JW: How important is the medium of super 8 film to your work? What is your relationship with digital interactive, instantaneous on-line media such as YouTube and blogging?
GBJ: I like Super 8 because it’s so easy to use. You can’t really make a mistake with it, and if you do it’s even better. In “The Lollipop Generation” I put in all my mistakes. Everything that people think are mistakes are good. That’s my message.

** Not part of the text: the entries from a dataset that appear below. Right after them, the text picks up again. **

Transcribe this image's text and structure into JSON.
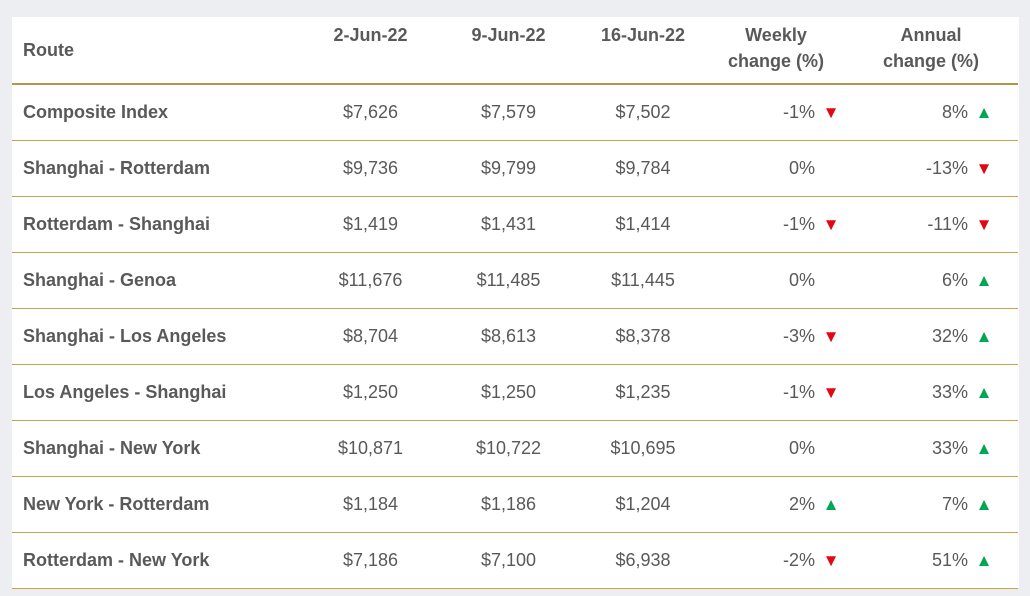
{
  "table": {
    "headers": {
      "route": "Route",
      "d1": "2-Jun-22",
      "d2": "9-Jun-22",
      "d3": "16-Jun-22",
      "weekly_line1": "Weekly",
      "weekly_line2": "change (%)",
      "annual_line1": "Annual",
      "annual_line2": "change (%)"
    },
    "rows": [
      {
        "route": "Composite Index",
        "d1": "$7,626",
        "d2": "$7,579",
        "d3": "$7,502",
        "weekly": "-1%",
        "weekly_dir": "down",
        "annual": "8%",
        "annual_dir": "up"
      },
      {
        "route": "Shanghai - Rotterdam",
        "d1": "$9,736",
        "d2": "$9,799",
        "d3": "$9,784",
        "weekly": "0%",
        "weekly_dir": "none",
        "annual": "-13%",
        "annual_dir": "down"
      },
      {
        "route": "Rotterdam - Shanghai",
        "d1": "$1,419",
        "d2": "$1,431",
        "d3": "$1,414",
        "weekly": "-1%",
        "weekly_dir": "down",
        "annual": "-11%",
        "annual_dir": "down"
      },
      {
        "route": "Shanghai - Genoa",
        "d1": "$11,676",
        "d2": "$11,485",
        "d3": "$11,445",
        "weekly": "0%",
        "weekly_dir": "none",
        "annual": "6%",
        "annual_dir": "up"
      },
      {
        "route": "Shanghai - Los Angeles",
        "d1": "$8,704",
        "d2": "$8,613",
        "d3": "$8,378",
        "weekly": "-3%",
        "weekly_dir": "down",
        "annual": "32%",
        "annual_dir": "up"
      },
      {
        "route": "Los Angeles - Shanghai",
        "d1": "$1,250",
        "d2": "$1,250",
        "d3": "$1,235",
        "weekly": "-1%",
        "weekly_dir": "down",
        "annual": "33%",
        "annual_dir": "up"
      },
      {
        "route": "Shanghai - New York",
        "d1": "$10,871",
        "d2": "$10,722",
        "d3": "$10,695",
        "weekly": "0%",
        "weekly_dir": "none",
        "annual": "33%",
        "annual_dir": "up"
      },
      {
        "route": "New York - Rotterdam",
        "d1": "$1,184",
        "d2": "$1,186",
        "d3": "$1,204",
        "weekly": "2%",
        "weekly_dir": "up",
        "annual": "7%",
        "annual_dir": "up"
      },
      {
        "route": "Rotterdam - New York",
        "d1": "$7,186",
        "d2": "$7,100",
        "d3": "$6,938",
        "weekly": "-2%",
        "weekly_dir": "down",
        "annual": "51%",
        "annual_dir": "up"
      }
    ]
  },
  "colors": {
    "rule": "#c9a24e",
    "down": "#e30613",
    "up": "#00a651",
    "text": "#595959"
  },
  "icons": {
    "down": "down-triangle-icon",
    "up": "up-triangle-icon"
  }
}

I have a You Tube channel so obviously I do have a relationship with it, but it’s love/hate. It’s great that people finally have the chance to see ‘underground’ film and videos, but these sites are often highly censored and rigidly formatted. It’s a shame that some people feel they must create work that’s designed to fit the format of these sites. If you can be subversive about it, though, you can get your message across to a lot of people. With blogging it’s probably easier. People just really have to remember to go to their “search preferences” and click the ‘Safe Search’ filter off!
The Lollipop Generation premiered in Toronto in Spring 2008 and is currently screening at cinemas and festivals around the world, including the London premiere at the Lesbian and Gay Film Festival in April 2009.